PWM Password Management

• Introduction
• Installation
• Configuration

Introduction

Introduction

PWM is an open source password self-service application for LDAP directories

It includes:

• LDAP Directory Support
• Change Password module for Self-Service
• Account Activation / First time password assignment
• Password reset
• User registration

Multiple Deployment Options

• Java WAR file (bring your own application server, tested with Apache Tomcat)
• Java single JAR file (bring your own Java VM)
• Docker container

Multiple SSO options

• Basic Authentication
• HTTP header username injection
• Central Authentication Service (CAS)
• OAuth client

REST Server APIs for most functionality

• Password set
• Forgotten password
• Password policy reading
• User attribute updates
• Password policy verification

Installation / Architecture

The service is installed on portainer.simmy.ch. It is simply the default installation of the docker container.

Useful links

Install experience

https://github.com/pwm-project/pwm

https://groups.google.com/g/pwm-general?pli=1

https://www.pwm-project.org/pwm/public/reference/

Downloads

Installation

Introduction

There three different ways for the installation. I choose the docker deployment.

Requirements

• Debian Linux Server
• pre-installed docker

Installation

The PWM docker image includes Java and Tomcat. It listens using https on port 8443, and has a volume exposed as /config. You will need to map the /config volume to some type of persistent docker volume for PWM to retain configuration.

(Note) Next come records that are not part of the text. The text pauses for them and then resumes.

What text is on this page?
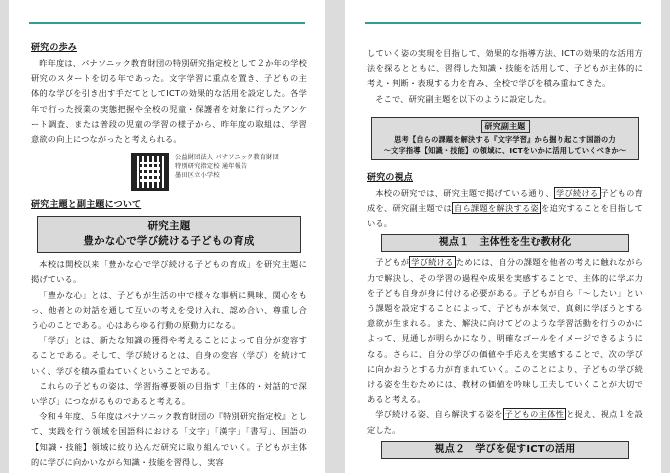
研究の歩み

昨年度は、パナソニック教育財団の特別研究指定校として２か年の学校研究のスタートを切る年であった。文字学習に重点を置き、子どもの主体的な学びを引き出す手だてとしてICTの効果的な活用を設定した。各学年で行った授業の実態把握や全校の児童・保護者を対象に行ったアンケート調査、または普段の児童の学習の様子から、昨年度の取組は、学習意欲の向上につながったと考えられる。

公益財団法人 パナソニック教育財団
特別研究指定校 通年報告
墨田区立小学校
研究主題と副主題について
研究主題
豊かな心で学び続ける子どもの育成

本校は開校以来「豊かな心で学び続ける子どもの育成」を研究主題に掲げている。

「豊かな心」とは、子どもが生活の中で様々な事柄に興味、関心をもっ、他者との対話を通して互いの考えを受け入れ、認め合い、尊重し合う心のことである。心はあらゆる行動の原動力になる。

「学び」とは、新たな知識の獲得や考えることによって自分が変容することである。そして、学び続けるとは、自身の変容（学び）を続けていく、学びを積み重ねていくということである。

これらの子どもの姿は、学習指導要領の目指す「主体的・対話的で深い学び」につながるものであると考える。

令和４年度、５年度はパナソニック教育財団の『特別研究指定校』として、実践を行う領域を国語科における「文字」「漢字」「書写」、国語の【知識・技能】領域に絞り込んだ研究に取り組んでいく。子どもが主体的に学びに向かいながら知識・技能を習得し、実容

していく姿の実現を目指して、効果的な指導方法、ICTの効果的な活用方法を探るとともに、習得した知識・技能を活用して、子どもが主体的に考え・判断・表現する力を育み、全校で学びを積み重ねてきた。

そこで、研究副主題を以下のように設定した。

研究副主題
思考【自らの課題を解決する『文字学習』から掘り起こす国語の力
～文字指導【知識・技能】の領域に、ICTをいかに活用していくべきか～
研究の視点

本校の研究では、研究主題で掲げている通り、 学び続ける 子どもの育成を、研究副主題では 自ら課題を解決する姿 を追究することを目指している。

視点１　主体性を生む教材化

子どもが 学び続ける ためには、自分の課題を他者の考えに触れながら力で解決し、その学習の過程や成果を実感することで、主体的に学ぶ力を子ども自身が身に付ける必要がある。子どもが自ら「～したい」という課題を設定することによって、子どもが本気で、真剣に学ぼうとする意欲が生まれる。また、解決に向けてどのような学習活動を行うのかによって、見通しが明らかになり、明確なゴールをイメージできるようになる。さらに、自分の学びの価値や手応えを実感することで、次の学びに向かおうとする力が育まれていく。このことにより、子どもの学び続ける姿を生むためには、教材の価値を吟味し工夫していくことが大切であると考える。

学び続ける姿、自ら解決する姿を 子どもの主体性 と捉え、視点１を設定した。

視点２　学びを促すICTの活用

Download the newest version

Goto https://github.com/pwm-project/pwm/releases

find and download the most recent .tar file. In my case it was  pwm-docker-image-2.0.6.tar.

Load the docker image

Load your docker image with image name of default pwm/pwm-webapp:

docker load --input=pwm-docker-image-v2.0.0.tar

Create file structure

I worked in the root path.

mkdir pwm-config

This subdirectoy will become very useful, hence there will be all fiels for configuration and debugging puposes.

Create docker image

Create docker image named mypwm, map to the server's 8443 port, and set the config volume to use the server's local file system /home/user/pwm-config folder (this will be the PWM application path for the container):

docker create --name mypwm -p '8443:8443' --mount 'type=bind,source=/root/pwm-config,destination=/config' pwm/pwm-webapp

Start the mypwm container:

docker start mypwm

 

Configuration

Introduction

After the installation it is necessary to configure several parameters and options to ensure the system works properly.

How To change values

The PWM can run in two different modes:

• config read only
• config editable

New registration are only working in the read only mode. If there is the need to change any configuration setting, the PWM config has to be set to editable. To do this, got to the directory /root/pwm-config, edit the file PwmConfiguration.xml and change the following property:

        <property key="configIsEditable">false</property>

Fortunately this is the first property of the file.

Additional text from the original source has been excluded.